"I was raised around planets and stars..." - N.O.R.E.
Thursday, August 25, 2011
Extreme Scene Records
Waaay back in the 90s, before mp3s and home studio computer setups, one man drum machine grind bands were actually a rare novelty. In the early nineties, a band called Slough from Illinois released a series of limited edition homemade death metal tapes with extremely disturbing perverse lyrics and imagery. At the same time, Catasexual Urge Motivation from Japan was doing something very similar with a more dark and artistic take on the genre. They inevitably hit it off like champs through the thriving pre-internet global tapetrading scene and together with other bands like Libido Airbag, gradually broke down misconceptions that you need drummers to make death metal. Alot of drummers are dicks. Have you been to a Buckshot Facelift or Biolich show? Keith from Arti. Brain and Pete from Dimentianon are solid bros, but so far alot of these double bassy drum bastards have rubbed me the wrong way.
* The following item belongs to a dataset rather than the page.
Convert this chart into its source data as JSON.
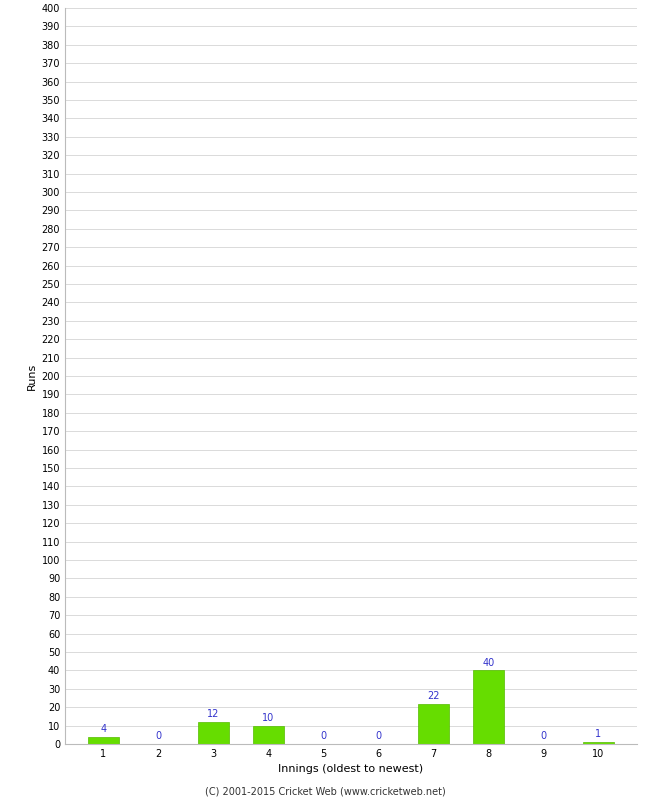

Anyway, this guy Tyler Gein was in Slough for a few releases and eventually did his own thing with a whole slew of different projects under the umbrella of Extreme Scene Records. Of all the different projects, I think it is safe to say that The Secret Life was the figurehead of the label and the "Murder may just be part of my secret" cassette in 1997 was the manifesto. Tyler performed and wrote most of the material, with a guest appearance by his label mate Colon Pete on the song "My soul divided into the stars". Tragically, Tyler died 8 years later. To listen to that song, with its eerily foreboding title, as well as the impressive one man cover of Incantations "As our souls roam horizons lost", is to witness the epic and beautiful poetry of life and death play out in a perverse lofi one man goregrind project.
R.I.P. Tyler Gein. A goregrind artist.
free downloads are all over the place at EXTREME SCENE RECORDS
Warning: Extreme Scene is very explicit and, um, extreme
(Pictured is the Slough side of the Slough/Gonkulator split 7" from 1996, as well as a photograph of Dan Olivencia.)